Bufera sulla scuola: una “catastrofe educativa” che si poteva evitare

In questi giorni la scuola torna sotto i riflettori. Dal Ministero al Vaticano, passando per le proteste di piazza, si parla sempre più spesso dei danni legati alla chiusura delle scuole. Ma, perchè un ma è d’obbligo, qualche domanda occorre pur farsela.

A guardar dall’esterno questa “bomba” didattica sembra avere a che fare con un intricato dedalico labirinto, senza poter godere però del filo della bella Arianna. Un rimbalzo di colpe tra Ministro e Presidenti di Regione.
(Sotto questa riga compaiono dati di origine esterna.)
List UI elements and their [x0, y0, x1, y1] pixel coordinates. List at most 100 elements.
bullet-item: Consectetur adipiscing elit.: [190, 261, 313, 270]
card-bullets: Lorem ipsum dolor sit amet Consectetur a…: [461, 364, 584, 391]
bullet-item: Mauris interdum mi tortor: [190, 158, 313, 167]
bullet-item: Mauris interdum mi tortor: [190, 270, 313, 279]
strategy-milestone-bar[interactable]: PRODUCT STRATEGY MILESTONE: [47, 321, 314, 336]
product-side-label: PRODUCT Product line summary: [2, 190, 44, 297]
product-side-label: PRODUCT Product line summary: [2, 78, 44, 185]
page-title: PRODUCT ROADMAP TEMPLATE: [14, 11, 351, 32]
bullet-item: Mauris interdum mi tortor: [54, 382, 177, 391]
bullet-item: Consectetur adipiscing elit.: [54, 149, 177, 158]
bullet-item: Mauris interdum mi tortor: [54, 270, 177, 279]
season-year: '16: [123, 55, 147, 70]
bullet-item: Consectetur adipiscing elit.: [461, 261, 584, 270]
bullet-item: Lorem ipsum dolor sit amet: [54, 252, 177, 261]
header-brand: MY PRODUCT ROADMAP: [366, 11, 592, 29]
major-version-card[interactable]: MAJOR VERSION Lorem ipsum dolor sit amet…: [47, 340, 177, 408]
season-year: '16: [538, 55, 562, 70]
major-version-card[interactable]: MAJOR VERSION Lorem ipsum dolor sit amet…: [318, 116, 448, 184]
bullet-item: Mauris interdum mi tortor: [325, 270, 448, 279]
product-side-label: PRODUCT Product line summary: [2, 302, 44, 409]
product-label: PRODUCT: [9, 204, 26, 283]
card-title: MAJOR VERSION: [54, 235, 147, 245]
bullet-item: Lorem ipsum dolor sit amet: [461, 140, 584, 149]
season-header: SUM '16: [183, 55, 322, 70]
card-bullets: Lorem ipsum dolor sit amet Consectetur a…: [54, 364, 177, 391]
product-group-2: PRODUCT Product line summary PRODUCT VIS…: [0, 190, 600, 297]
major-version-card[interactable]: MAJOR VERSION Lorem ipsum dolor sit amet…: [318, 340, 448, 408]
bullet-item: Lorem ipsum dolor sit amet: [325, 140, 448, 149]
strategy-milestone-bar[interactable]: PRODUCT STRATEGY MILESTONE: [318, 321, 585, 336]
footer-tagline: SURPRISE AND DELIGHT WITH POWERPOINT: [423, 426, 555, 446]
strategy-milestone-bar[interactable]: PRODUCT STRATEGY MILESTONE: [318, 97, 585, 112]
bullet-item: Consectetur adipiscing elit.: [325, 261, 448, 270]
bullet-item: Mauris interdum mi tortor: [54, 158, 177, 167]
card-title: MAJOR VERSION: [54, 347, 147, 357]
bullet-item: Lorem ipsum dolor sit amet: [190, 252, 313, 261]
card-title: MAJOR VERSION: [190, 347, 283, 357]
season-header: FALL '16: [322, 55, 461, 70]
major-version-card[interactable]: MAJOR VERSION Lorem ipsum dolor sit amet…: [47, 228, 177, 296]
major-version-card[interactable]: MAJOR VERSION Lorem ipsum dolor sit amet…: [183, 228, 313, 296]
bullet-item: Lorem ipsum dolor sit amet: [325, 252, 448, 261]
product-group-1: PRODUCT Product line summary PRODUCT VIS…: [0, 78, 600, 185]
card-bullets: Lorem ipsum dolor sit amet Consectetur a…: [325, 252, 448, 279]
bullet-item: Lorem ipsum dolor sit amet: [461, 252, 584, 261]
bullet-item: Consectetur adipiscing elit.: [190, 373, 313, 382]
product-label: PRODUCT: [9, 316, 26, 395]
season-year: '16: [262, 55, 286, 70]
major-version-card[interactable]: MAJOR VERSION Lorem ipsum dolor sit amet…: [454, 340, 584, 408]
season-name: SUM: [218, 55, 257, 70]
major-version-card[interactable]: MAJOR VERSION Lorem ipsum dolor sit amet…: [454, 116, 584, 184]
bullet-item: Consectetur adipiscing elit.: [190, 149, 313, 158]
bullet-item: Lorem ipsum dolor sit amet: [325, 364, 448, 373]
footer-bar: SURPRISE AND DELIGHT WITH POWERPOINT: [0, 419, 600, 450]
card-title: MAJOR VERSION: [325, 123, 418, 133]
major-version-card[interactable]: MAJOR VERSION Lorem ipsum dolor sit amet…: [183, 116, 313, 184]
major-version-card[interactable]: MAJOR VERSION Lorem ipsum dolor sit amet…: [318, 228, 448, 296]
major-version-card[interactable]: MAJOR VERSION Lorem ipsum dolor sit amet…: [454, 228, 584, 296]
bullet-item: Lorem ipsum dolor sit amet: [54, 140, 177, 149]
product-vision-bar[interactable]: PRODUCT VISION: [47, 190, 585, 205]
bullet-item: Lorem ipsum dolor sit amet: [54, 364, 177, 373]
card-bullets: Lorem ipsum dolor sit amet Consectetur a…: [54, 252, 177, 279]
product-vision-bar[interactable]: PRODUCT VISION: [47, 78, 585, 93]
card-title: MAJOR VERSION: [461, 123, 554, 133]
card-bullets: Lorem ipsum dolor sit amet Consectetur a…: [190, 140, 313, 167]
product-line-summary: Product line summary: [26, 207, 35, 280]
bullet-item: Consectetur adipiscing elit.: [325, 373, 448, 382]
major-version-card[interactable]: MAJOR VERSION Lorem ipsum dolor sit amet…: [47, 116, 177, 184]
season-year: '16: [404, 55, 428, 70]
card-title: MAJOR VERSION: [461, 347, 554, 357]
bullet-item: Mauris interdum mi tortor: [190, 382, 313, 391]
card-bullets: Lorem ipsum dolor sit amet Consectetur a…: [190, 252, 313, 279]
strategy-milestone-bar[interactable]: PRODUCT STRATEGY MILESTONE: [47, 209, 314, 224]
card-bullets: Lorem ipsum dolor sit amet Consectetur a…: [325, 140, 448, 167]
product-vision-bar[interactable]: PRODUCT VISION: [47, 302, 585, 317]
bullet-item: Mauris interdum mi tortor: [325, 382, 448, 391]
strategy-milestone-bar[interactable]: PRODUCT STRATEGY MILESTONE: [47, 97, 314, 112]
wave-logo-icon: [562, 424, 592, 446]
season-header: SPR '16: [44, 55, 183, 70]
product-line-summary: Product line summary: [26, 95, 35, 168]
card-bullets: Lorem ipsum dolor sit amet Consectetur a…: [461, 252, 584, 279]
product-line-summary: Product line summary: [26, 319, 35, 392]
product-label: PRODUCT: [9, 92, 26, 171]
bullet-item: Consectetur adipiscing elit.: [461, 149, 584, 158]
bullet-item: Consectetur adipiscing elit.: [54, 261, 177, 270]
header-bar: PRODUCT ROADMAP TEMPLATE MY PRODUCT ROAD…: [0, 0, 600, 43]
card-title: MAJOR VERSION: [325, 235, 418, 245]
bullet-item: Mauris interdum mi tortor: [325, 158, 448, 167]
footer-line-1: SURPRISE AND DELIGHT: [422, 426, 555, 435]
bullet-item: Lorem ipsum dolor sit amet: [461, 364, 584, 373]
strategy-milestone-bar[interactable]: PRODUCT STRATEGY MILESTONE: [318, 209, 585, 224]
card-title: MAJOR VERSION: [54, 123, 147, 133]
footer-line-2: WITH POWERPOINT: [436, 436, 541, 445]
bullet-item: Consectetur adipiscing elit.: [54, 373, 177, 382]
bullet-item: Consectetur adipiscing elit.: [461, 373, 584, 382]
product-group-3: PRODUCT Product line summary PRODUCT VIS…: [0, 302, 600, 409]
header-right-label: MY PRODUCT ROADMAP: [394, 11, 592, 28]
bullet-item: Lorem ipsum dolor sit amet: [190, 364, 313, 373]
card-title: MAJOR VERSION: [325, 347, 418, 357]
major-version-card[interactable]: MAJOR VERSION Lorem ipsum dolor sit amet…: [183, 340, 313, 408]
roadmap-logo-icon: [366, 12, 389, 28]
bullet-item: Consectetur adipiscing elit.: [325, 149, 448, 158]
I genitori che prima premevano per riaprire gli istituti scolastici oggi chiedono di prolungarne la chiusura con tanto di proteste sui social.

Anche il Papa si è pronunciato sui danni di una didattica che restando “a distanza” lascia indietro chi ancora non può permettersi una connessione o i devices necessari per seguire da casa le lezioni.

La scuola, in sostanza, che ha sempre fatto dell’inclusione il suo vessillo principale, oggi esclude chi non sta al passo, chi non è online.

“Si parla di ‘catastrofe educativa’ di fronte ai circa dieci milioni di bambini – ha detto il Pontefice– che potrebbero essere costretti a lasciare la scuola a causa della crisi economica generata dal coronavirus, aumentando un divario educativo già allarmante, con oltre 250 milioni di bambini in età scolare esclusi da ogni attività formativa”.

“La cultura è una delle vie più efficaci per umanizzare il mondo e la storia. L’insegnamento – ha detto ancora Papa Bergoglio – è soprattutto una questione di amore e di responsabilità che si trasmette nel tempo di generazione in generazione.

L’educazione, quindi, si propone come il naturale antidoto alla cultura individualistica, che a volte degenera in vero e proprio culto dell’io e nel primato dell’indifferenza”. 

Un antidoto alla cultura individualistica. Niente di più vero ma un antidoto per esser tale dovrebbe essere fruibile da tutti e di sicuro nessuno lo occulterebbe volontariamente.

Ma allora cosa è andato storto? La scuola, su ammissione della stessa Azzolina,  trascurata nei mesi scorsi, non ha avuto la forza necessaria per rinascere dalle sue ceneri.

Ci sono stati fondi, questo è vero, troppo pochi però per acquistare i devices necessari per tutte le famiglie in difficoltà. Troppe per far fronte alle richieste di tablet o computer portatili da portare a casa.

D’altra parte le ultime notizie diffuse da alcuni giornali sulla ‘sicurezza nelle scuole’ sono allarmanti e gettano ancora fango su una gestione davvero troppo approssimativa del comparto scuola.

Sarebbero stati 65mila i contagi nelle scuole al 31 ottobre, un numero esorbitante. Ma questi dati  sarebbero stati nascosti anche al Comitato  tecnico scientifico, visto che il coordinatore del CTS, Agostino Miozzo,  ha confessato  al Parlamento di averli letti su Wired. Eppure si diceva che le scuole erano sicure e la Ministra  ne ha sempre sostenuto la riapertura.

E’ chiaro dunque come ci siano troppi ‘vialetti intricati’ in questo labirinto e come la catastrofe educativa, più che reale a ben vedere, vada di pari passo con una catastrofe vera e propria, quella pandemica che non dovrebbe mai esser presa sotto gamba.

Chi è chiamato a governare dovrebbe ricordare sempre che la scuola è di tutti e costituzionalmente deve essere accessibile a tutti.